By Bill Reagan
Over the past year, there was considerable discussion about the impact of online competition on Alexandria small businesses. To be sure, Amazon and other online retailers give shoppers options that force our small business owners to up their game.
Often, that means providing legendary service or expertise, or a hands-on experience that lures shoppers away from the at-home convenience of point and click.
Small business owners must stay attuned to the latest trends, technologies, fads and fashions. Even more intently, they must follow their particular business niche to see what others are doing — all around the world.
Ideally, this is something that so excites the owner that they can’t help snooping for more ideas. But if this research is beyond their comfort zone or schedule, then it’s time to engage friends or family to do it for them, or hire the expertise. It simply has to be done.
The hallmark of entrepreneurship is constantly living in the shadow of things that need to be done, while not necessarily having the skill set or adequate time to do them. Here are some suggestions to broaden your horizon: become active in your industry and search pertinent journals; attend gatherings of fellow business owners and talk candidly with them to exchange tips and tricks; and pursue social media discussions. Business sections at public libraries and online searches might turn up other ideas.
Staying current does not just apply to your commercial niche. It also requires you to be vitally aware of what’s going on around you, both in the nation and in the region. Whether or not you’re a newshound, you’re a much savvier entrepreneur if you’re tuned-in to current affairs.
It’s essential to become engaged in your community. Whatever media you prefer, you need to actively use all avenues to keep abreast of active issues, and particularly ones that impact businesses.
Community newspapers and Alexandria’s eNews and Point.Click.Connect email bulletins help fill in the details.
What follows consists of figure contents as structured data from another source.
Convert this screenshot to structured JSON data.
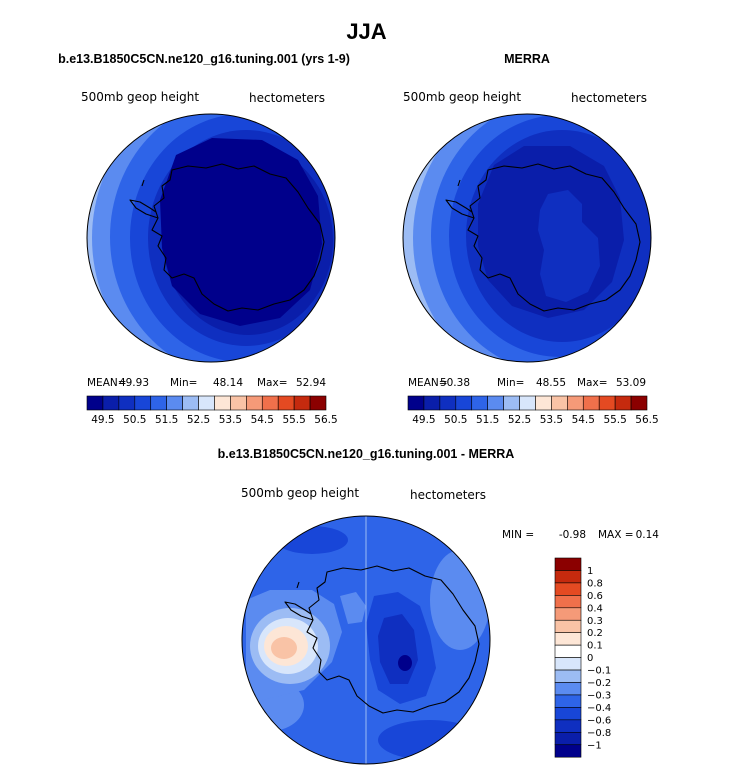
{
  "title": "JJA",
  "colors": {
    "abs": [
      "#00008b",
      "#0a1eaa",
      "#0f2fc0",
      "#1846d8",
      "#2e64e8",
      "#5b8bf0",
      "#9cbcf4",
      "#d8e6fb",
      "#fde6d6",
      "#f9c3a6",
      "#f59a78",
      "#f0704b",
      "#e44a22",
      "#c52a0e",
      "#8b0000"
    ],
    "diff": [
      "#00008b",
      "#0a1eaa",
      "#0f2fc0",
      "#1846d8",
      "#2e64e8",
      "#5b8bf0",
      "#9cbcf4",
      "#d8e6fb",
      "#ffffff",
      "#fde6d6",
      "#f9c3a6",
      "#f59a78",
      "#f0704b",
      "#e44a22",
      "#c52a0e",
      "#8b0000"
    ]
  },
  "chart_data": [
    {
      "type": "heatmap",
      "title": "b.e13.B1850C5CN.ne120_g16.tuning.001 (yrs 1-9)",
      "variable": "500mb geop height",
      "units": "hectometers",
      "stats": {
        "mean_label": "MEAN=",
        "mean": "49.93",
        "min_label": "Min=",
        "min": "48.14",
        "max_label": "Max=",
        "max": "52.94"
      },
      "colorbar_ticks": [
        "49.5",
        "50.5",
        "51.5",
        "52.5",
        "53.5",
        "54.5",
        "55.5",
        "56.5"
      ]
    },
    {
      "type": "heatmap",
      "title": "MERRA",
      "variable": "500mb geop height",
      "units": "hectometers",
      "stats": {
        "mean_label": "MEAN=",
        "mean": "50.38",
        "min_label": "Min=",
        "min": "48.55",
        "max_label": "Max=",
        "max": "53.09"
      },
      "colorbar_ticks": [
        "49.5",
        "50.5",
        "51.5",
        "52.5",
        "53.5",
        "54.5",
        "55.5",
        "56.5"
      ]
    },
    {
      "type": "heatmap",
      "title": "b.e13.B1850C5CN.ne120_g16.tuning.001 - MERRA",
      "variable": "500mb geop height",
      "units": "hectometers",
      "stats": {
        "min_label": "MIN =",
        "min": "-0.98",
        "max_label": "MAX =",
        "max": "0.14"
      },
      "colorbar_ticks": [
        "1",
        "0.8",
        "0.6",
        "0.4",
        "0.3",
        "0.2",
        "0.1",
        "0",
        "−0.1",
        "−0.2",
        "−0.3",
        "−0.4",
        "−0.6",
        "−0.8",
        "−1"
      ]
    }
  ]
}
Business and civic organizations, commissions, economic development activities and city government departments periodically hold information sessions.
These public issues are complex and cannot be fully captured in letters to the editor. It is vital that you become involved in the texture of the community, learn the details, and provide candid and constructive feedback.
The city-funded economic development programs — the Small Business Development Center, Alexandria Economic Development Partnership, and Visit Alexandria, have websites and programs to inform or educate business owners, help them improve their operations and marketing, help them solve problems or help them make vital connections.
The persistent challenge is that so many of Alexandria’s businesses are not connected with these free resources, and too many businesses are not even connected with one another.
Alexandria has so much going for it. Recent consumer surveys show that shoppers much prefer doing business with independent merchants rather than big box retailers. They also look for a sense of place and authenticity. Alexandria is all of those things in spades. It’s time to connect and become part of your business community.
The writer is the executive director of the Alexandria Small Business Development Center.